Here’s What to Do with a Stubborn Under-the-Skin Zit
We’ve all been there: One day, your skin is perfectly clear—and the next morning you wake up with a small mountain brewing on your chin. You can’t pop it, and concealer just isn’t cutting it, so what exactly do you do?
We consulted Dendy Engelman, MD, of the Manhattan Dermatology and Cosmetic Surgery in New York, on the fastest (and safest) ways to deflate that sucker.
First, apply a cold compress. Soak and wring a washcloth in cold water or wrap some ice cubes in one before applying it to the spot for ten minutes. “The cold can help decrease the inflammation,” she explains, which will make the spot a little less swollen.
Next, apply a treatment directly to the spot. Lay off that tube of maximum strength zit cream and reach for something a bit gentler instead. “Since this type of acne happens underneath the surface, using harsher products will just dry out the surrounding skin before it even gets to the cyst,” says Engelman.

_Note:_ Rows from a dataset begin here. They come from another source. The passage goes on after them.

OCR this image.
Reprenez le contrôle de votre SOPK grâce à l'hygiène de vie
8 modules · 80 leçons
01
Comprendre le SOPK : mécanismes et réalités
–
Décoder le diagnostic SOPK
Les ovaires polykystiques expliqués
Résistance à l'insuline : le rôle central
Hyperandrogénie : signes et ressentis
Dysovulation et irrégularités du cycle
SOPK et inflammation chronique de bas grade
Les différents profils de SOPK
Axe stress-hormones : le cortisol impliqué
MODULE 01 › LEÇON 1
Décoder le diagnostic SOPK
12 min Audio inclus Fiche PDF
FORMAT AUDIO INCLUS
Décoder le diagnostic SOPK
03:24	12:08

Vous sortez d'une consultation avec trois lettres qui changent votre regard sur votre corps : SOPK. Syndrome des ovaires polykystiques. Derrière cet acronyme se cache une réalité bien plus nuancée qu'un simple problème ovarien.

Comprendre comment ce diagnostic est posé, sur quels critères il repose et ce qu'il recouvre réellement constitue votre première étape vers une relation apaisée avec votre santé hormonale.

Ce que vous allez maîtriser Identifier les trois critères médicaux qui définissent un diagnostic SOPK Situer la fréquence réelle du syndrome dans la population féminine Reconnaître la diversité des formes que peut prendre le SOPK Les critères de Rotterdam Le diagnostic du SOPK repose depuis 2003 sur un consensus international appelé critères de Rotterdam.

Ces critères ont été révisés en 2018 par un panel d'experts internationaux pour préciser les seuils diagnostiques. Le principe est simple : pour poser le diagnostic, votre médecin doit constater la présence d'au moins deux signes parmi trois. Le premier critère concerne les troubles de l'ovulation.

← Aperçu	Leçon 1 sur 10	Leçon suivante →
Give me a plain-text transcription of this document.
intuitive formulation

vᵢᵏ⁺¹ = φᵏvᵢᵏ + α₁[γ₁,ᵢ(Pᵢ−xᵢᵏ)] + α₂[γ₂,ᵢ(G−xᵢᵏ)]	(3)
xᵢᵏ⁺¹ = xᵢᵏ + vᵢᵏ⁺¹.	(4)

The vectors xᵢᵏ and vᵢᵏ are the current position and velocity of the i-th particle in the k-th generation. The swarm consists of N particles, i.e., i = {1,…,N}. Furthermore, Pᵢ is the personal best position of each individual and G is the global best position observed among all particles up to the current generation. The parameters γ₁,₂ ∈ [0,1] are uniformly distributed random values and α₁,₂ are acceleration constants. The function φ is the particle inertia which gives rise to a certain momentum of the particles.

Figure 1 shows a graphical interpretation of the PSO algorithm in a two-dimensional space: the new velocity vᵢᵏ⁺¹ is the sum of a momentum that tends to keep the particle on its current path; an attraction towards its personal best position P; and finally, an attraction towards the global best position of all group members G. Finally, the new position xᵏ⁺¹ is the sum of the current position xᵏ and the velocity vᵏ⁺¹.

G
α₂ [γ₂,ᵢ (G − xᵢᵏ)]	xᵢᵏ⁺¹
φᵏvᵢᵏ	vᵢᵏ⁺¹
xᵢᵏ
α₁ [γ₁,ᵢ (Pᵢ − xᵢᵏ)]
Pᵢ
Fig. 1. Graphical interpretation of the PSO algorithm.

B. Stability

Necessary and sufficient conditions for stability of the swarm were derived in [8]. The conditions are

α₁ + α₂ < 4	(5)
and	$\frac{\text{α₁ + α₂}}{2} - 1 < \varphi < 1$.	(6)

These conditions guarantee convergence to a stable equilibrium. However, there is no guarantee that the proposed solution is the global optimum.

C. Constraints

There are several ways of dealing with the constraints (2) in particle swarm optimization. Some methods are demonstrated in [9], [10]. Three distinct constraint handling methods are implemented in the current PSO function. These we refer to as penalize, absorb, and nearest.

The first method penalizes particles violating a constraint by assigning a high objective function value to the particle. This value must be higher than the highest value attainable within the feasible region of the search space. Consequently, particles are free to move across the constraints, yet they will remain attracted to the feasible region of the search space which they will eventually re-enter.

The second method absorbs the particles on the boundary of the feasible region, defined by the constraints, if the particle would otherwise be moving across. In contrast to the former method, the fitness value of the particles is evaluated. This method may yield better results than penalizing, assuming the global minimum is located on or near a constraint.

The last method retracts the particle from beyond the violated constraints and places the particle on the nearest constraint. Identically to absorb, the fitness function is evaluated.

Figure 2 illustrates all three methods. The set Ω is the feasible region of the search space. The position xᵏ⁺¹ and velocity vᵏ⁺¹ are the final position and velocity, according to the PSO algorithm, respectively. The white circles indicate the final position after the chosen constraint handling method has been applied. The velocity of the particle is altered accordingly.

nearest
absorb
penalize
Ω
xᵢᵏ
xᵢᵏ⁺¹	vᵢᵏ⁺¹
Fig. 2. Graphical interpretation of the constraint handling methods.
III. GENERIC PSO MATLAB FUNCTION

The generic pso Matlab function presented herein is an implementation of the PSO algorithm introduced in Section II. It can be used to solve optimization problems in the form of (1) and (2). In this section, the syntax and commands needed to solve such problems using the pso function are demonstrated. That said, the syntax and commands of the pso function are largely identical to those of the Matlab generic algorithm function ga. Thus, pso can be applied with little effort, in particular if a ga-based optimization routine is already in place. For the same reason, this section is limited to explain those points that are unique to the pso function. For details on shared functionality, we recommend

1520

Seal everything in with a hydrating balm to “force the product in like a medical occlusion.” You should start to see the spot begin to deflate within a few days.
But if you really need help ASAP, ask your derm for a cortisone shot. This should be used only as a last resort (like before your wedding day or a huge work presentation) because there is potential for scarring. The magic of the shot, however, is that it reduces inflammation and swelling within hours so it’s pretty much gone by the next morning.
And finally, to prevent future zits, chill out a little. Though stress isn’t the only cause of cystic acne, it is one of the most common culprits. (It could also be a hormonal imbalance, which your OB-GYN can help determine.) “When you’re feeling stressed, your body responds by producing more cortisol, which then signals your body to produce more oil that gets stuck in your pores and entrapped with bacteria.”
So meditate, have a cleansing cry over the latest episode of This Is Us, do whatever it takes to get back on an even keel. Your skin (and the rest of your body) will thank you.